Weasel wording has a way of backfiring

I don’t believe I’ve ever read anything written by a weasel, but the use of something known as weasel wording is far too prevalent in business and the public square. Many users see it as a clever way to mislead their audiences, but what it really does is diminish their credibility.

Weasel wording is what happens when individuals and organizations want you to think they’ve said something clear or meaningful when they really haven’t said anything at all. Simply put, weasel wording makes you feel better about the situation or the source of the phrase … as long as you don’t think about it very deeply.

A common example is a company’s response when something bad happens, such as when a major retailer’s security guard zaps a grandmotherly type with a taser because she accidentally dropped something in her purse instead of the shopping cart (I don’t know if that has ever actually happened, but it sounds completely plausible and mildly entertaining).

Instead of simply coming clean and admitting the company just did something wrong, the CEO says something about the unfortunate incident, probably passive-aggressively implying Granny brought it upon herself based on her action.

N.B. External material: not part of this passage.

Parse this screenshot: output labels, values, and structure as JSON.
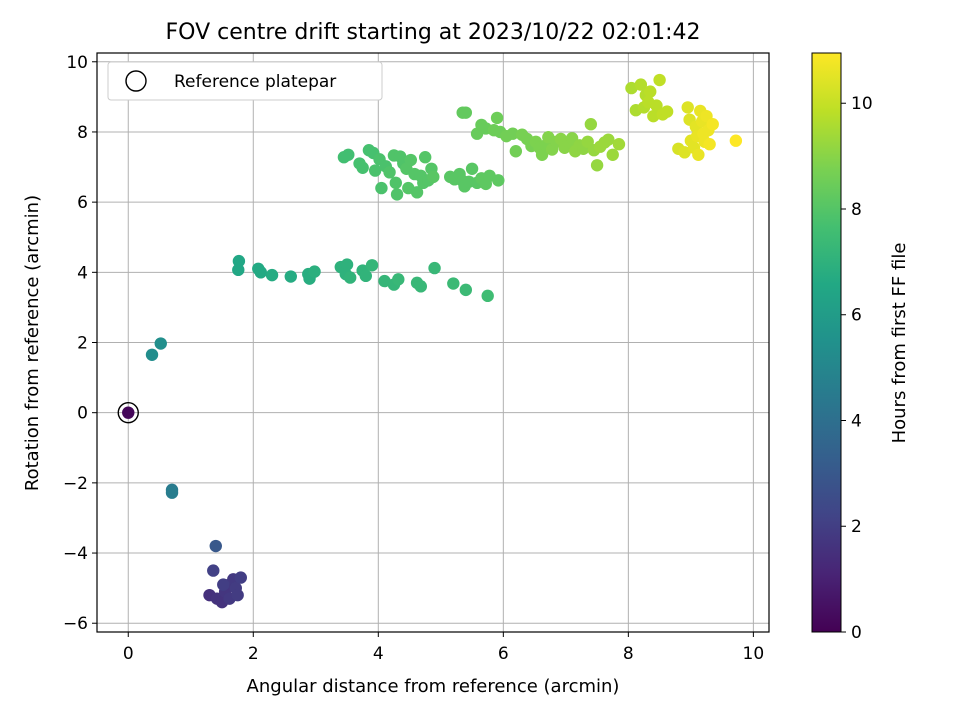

Another example is when after the CEO gets caught in a compromising position, we hear he’s going to “step aside.” That sounds so much nicer than “fired” or “resigned,” but is it as honest? Does it make you think he could easily step in again?

Political figures are quite adept at its use, particularly when they want to imply something is true even though they know it’s not. Phrases such as “I hear many good people are saying …” or “I’m told there’s a problem with …” are deft ways of claiming something is true in the complete absence of any proof. Plus, that kind of weasel wording is also completely deniable. “Oh, I didn’t say Mr. Jones was a lying criminal. I simply conveyed that other people have said that. Which people? Oh, many, many people I’m sure.”

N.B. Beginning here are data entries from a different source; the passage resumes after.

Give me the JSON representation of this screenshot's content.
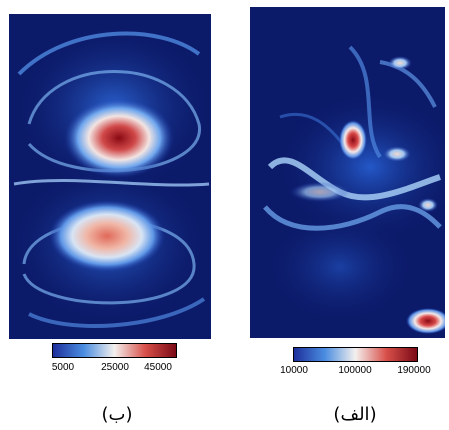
{
  "panels": [
    {
      "id": "b",
      "caption": "(ب)",
      "colorbar": {
        "ticks": [
          "5000",
          "25000",
          "45000"
        ],
        "colors": [
          "#1e2f9c",
          "#4a8de0",
          "#f4f0ee",
          "#d8504a",
          "#7a0a16"
        ]
      }
    },
    {
      "id": "alef",
      "caption": "(الف)",
      "colorbar": {
        "ticks": [
          "10000",
          "100000",
          "190000"
        ],
        "colors": [
          "#1e2f9c",
          "#4a8de0",
          "#f4f0ee",
          "#d8504a",
          "#7a0a16"
        ]
      }
    }
  ]
}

Accusing weasels of shifty wording first appeared in print in the early 1900s, but is actually rooted in an ancient Roman poem, in which a lying servant is turned into a weasel. Weasels have long been associated with sneakiness, so weasel words came to be sneaky ways to appear to make statements without really being held accountable.

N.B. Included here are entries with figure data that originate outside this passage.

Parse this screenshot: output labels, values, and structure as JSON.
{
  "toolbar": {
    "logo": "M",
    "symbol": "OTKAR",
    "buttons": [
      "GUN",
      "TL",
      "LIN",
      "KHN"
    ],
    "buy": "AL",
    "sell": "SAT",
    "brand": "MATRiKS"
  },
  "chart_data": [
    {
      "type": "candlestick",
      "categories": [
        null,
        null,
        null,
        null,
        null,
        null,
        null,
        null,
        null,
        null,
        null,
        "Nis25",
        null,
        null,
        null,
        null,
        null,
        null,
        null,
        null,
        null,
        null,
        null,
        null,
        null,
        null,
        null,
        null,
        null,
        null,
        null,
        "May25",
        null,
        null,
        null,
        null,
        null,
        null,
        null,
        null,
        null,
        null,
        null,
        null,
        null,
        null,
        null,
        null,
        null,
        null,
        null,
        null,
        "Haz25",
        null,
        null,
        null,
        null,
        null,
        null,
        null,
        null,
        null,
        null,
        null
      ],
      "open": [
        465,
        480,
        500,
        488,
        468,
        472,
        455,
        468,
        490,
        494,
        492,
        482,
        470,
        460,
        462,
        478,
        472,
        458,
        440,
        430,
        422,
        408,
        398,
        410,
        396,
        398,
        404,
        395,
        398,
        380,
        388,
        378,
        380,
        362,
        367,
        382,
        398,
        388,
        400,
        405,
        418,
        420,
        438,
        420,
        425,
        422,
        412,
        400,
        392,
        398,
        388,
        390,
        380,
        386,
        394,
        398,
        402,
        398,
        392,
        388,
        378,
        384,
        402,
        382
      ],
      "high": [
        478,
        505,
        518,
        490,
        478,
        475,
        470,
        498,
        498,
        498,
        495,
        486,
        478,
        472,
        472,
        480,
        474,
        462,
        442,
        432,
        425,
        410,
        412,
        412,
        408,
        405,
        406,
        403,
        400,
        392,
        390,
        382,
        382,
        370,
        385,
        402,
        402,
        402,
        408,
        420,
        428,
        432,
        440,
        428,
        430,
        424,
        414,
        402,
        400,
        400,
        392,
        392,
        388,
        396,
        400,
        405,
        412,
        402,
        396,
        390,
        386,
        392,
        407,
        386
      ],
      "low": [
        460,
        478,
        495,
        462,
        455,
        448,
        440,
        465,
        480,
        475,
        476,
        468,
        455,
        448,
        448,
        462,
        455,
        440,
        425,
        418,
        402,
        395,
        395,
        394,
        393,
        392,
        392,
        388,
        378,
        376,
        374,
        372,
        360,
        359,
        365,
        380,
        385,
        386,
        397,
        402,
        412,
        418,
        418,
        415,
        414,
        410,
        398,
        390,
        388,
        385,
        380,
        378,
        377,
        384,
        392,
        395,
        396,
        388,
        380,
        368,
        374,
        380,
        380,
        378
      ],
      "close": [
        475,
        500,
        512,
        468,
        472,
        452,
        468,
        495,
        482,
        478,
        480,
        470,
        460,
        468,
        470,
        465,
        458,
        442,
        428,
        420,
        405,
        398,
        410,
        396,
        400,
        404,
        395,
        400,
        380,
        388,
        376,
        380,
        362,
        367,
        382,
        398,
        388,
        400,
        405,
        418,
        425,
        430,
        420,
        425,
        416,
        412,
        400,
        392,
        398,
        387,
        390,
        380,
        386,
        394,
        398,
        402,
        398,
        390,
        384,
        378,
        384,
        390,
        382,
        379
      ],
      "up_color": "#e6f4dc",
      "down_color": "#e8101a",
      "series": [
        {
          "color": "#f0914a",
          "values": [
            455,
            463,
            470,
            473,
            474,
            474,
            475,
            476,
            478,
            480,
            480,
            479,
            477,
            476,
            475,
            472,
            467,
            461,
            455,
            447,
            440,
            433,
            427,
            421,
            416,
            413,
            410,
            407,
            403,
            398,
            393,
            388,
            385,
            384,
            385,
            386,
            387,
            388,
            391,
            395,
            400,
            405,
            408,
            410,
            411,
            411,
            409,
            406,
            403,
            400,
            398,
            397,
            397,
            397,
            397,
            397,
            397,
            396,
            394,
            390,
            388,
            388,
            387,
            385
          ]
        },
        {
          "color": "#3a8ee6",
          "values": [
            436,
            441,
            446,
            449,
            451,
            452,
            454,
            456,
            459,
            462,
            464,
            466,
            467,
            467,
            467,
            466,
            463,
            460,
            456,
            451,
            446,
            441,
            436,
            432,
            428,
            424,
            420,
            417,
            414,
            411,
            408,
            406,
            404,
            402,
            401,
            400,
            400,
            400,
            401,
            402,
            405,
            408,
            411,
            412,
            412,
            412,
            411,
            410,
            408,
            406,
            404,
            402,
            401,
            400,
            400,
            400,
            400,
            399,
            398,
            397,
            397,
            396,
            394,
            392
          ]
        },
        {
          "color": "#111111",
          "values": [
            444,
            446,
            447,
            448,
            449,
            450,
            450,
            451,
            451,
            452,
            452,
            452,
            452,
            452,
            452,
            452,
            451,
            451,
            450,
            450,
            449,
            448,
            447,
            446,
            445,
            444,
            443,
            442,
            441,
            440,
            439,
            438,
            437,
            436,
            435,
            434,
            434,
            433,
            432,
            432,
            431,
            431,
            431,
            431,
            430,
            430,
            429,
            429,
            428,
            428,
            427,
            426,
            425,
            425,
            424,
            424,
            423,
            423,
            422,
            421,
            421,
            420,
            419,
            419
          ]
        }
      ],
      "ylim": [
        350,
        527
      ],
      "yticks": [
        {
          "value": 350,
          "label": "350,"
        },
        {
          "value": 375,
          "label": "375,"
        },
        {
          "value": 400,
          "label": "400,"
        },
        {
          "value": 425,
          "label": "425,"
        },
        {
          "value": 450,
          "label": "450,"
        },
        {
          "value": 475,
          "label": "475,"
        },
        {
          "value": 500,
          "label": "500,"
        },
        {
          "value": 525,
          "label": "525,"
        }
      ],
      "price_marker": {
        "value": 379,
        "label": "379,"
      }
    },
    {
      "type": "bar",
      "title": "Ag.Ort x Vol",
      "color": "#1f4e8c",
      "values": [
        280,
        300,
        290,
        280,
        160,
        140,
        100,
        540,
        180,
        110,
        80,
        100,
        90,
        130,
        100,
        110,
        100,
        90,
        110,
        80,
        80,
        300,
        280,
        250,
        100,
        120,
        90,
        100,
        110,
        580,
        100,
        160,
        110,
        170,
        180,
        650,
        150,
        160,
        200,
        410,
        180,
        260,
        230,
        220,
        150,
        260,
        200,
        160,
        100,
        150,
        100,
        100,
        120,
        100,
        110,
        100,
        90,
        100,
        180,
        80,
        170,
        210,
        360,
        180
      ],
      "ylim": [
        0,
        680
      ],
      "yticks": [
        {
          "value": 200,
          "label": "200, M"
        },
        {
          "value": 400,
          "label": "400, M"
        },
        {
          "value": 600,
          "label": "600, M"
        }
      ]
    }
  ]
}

It’s easy to spot many weasel words. For example, if the sentence begins with “experts say” or “research shows,” it’s likely you’re not being told the whole story. And when a political figure says, “to be honest with you,” aren’t they implying that everything else they’ve told you is a lie?

Keep your eyes and ears open for those sneaky weasels … and don’t be afraid to ask for clarification. If the weasels look nervous, you’ll know you’re getting closer to the truth.